MDT Conferences for People With Diabetes and Multimorbidity (NOMAD)

Network of Doctors for Multimorbidity and Diabetes - The NOMAD Intervention: Protocol for Feasibility Trial of Multidisciplinary Team Conferences for People With Diabetes and Multimorbidity

The goal of this observational study is to test if regular meetings (multidisciplinary team conferences) between several different medical doctors can work well in everyday hospital life. The doctor meetings are meant to discuss patients who have both diabetes and other chronic conditions at the same time.

The main questions it aims to answer are:

• How can the concept of these meetings work in everyday hospital life?
• What are the patients and doctors getting out of the meetings?

Patients with diabetes and concurrent other diseases will be asked:

• if they want their case discussed on the doctor meeting
• to answer a set of questions about their well-being and symptoms before and 6 months after the meeting
• if the research group can store their information for the study

Doctors participating in the meetings are asked to answer questions about what they have learned in the meetings.

Study Overview

• Status: Completed
• Conditions: Diabetes Mellitus; Comorbidities and Coexisting Conditions

Detailed Description

Introduction: Many people struggle with several chronic conditions at once.
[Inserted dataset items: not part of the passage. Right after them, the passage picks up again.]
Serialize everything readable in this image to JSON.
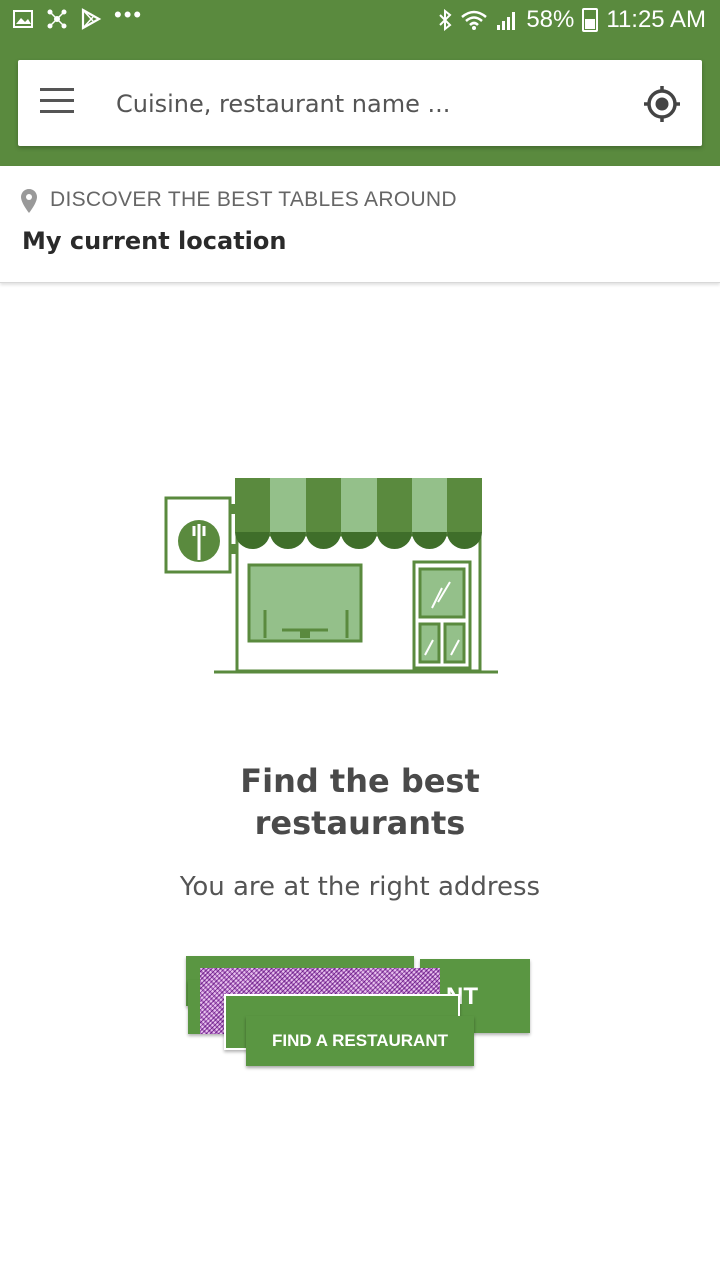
{
  "status_bar": {
    "battery": "58%",
    "time": "11:25 AM",
    "overflow": "•••",
    "icons": [
      "image-icon",
      "network-icon",
      "play-store-icon",
      "bluetooth-icon",
      "wifi-icon",
      "signal-icon",
      "battery-icon"
    ]
  },
  "search": {
    "placeholder": "Cuisine, restaurant name ..."
  },
  "location": {
    "label": "DISCOVER THE BEST TABLES AROUND",
    "value": "My current location"
  },
  "empty_state": {
    "title_line1": "Find the best",
    "title_line2": "restaurants",
    "subtitle": "You are at the right address",
    "ghost_text": "NT",
    "cta_label": "FIND A RESTAURANT"
  },
  "colors": {
    "brand": "#5a8a3e",
    "button": "#5a9642",
    "light_green": "#94c08a"
  }
}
This is known as multimorbidity. The prevalence of multimorbidity is rising. Diabetes is one of the chronic conditions often associated with multimorbidity. The prevalence of diabetes is likewise increasing world-wide.

Having diabetes and multimorbidity can be a great burden for a person as they have to deal with symptoms, treatments, lifestyle changes and checkups. The picture complicates as many healthcare systems have a disease-specific approach rather than a patient-centered approach. This often leads to multiple different outpatient clinic contacts, possibly uncoordinated treatment and fragmented care. One can view the patient as a nomad between departments and sectors, often lacking coherence.
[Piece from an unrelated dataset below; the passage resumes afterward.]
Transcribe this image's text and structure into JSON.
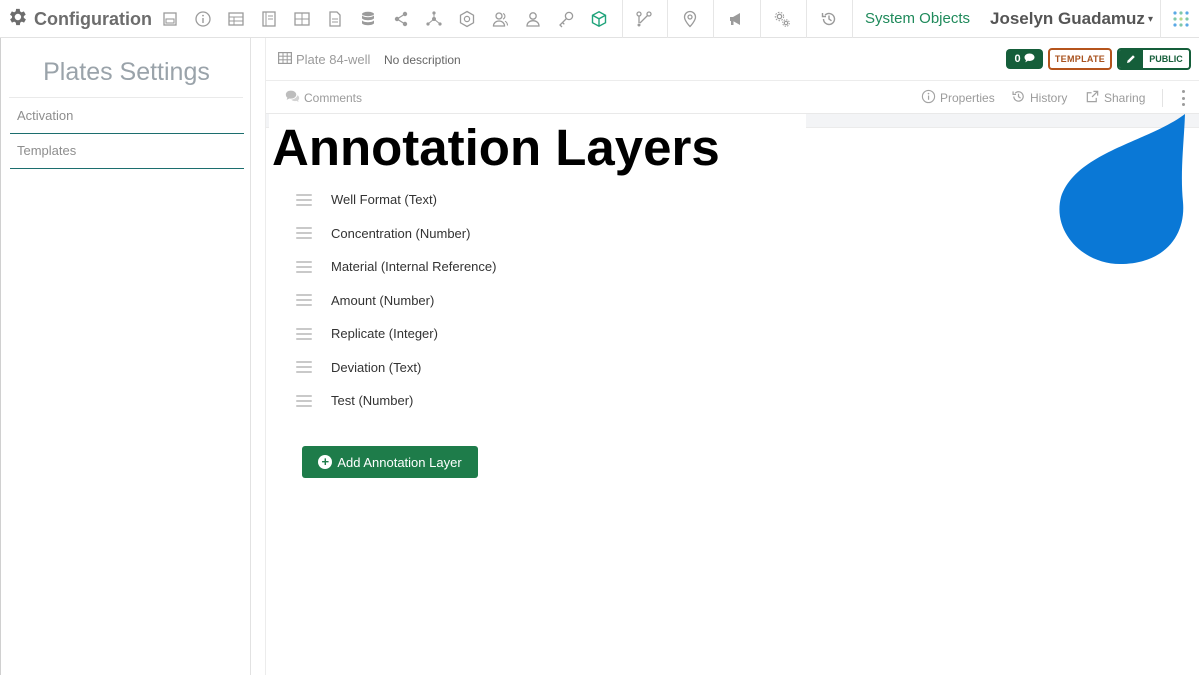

The aim of this study is to feasibility test a complex intervention designed to coordinate care and treatment for people with diabetes and multimorbidity prior to a large-scale randomised trial.

Intervention: To gain a more patient-centered approach, better coordination of care and treatment and possibly increase life quality for people with diabetes and multimorbidity, a working group has set out to develop a complex intervention guided by relevant guidelines. The intervention consists of multidisciplinary team conferences (MDT) performed by medical doctors within the specialities of endocrinology, cardiology, respiratory medicine, nephrology and clinical pharmacology, called Network of dOctors for Multimorbidity and Diabetes - NOMAD. The doctors sit together every two weeks to discuss the treatment, coordinate care and review medications of referred patients with diabetes and minimum one other condition within the collaborating specialities. Patients can be referred from hospital departments or from their general practitioner (GP), in which case, the GP attends the meeting by video conference. Prior to the MDT, a questionnaire concerning health related quality of life is sent out to the patient. The same questionnaire is sent out 6 months after the MDT and followed by a contact to the patient - either physical or by phone by healthcare professional. The doctors review the answers before the MDT and use them as discussion support in the MDT. All doctors attending the MDT have time scheduled prior to MDT to prepare and read about the patients. Especially the clinical pharmacologist has extended preparation time to ensure a thorough review of the patients medications list - which oftentimes consist of more than 15 different prescriptions.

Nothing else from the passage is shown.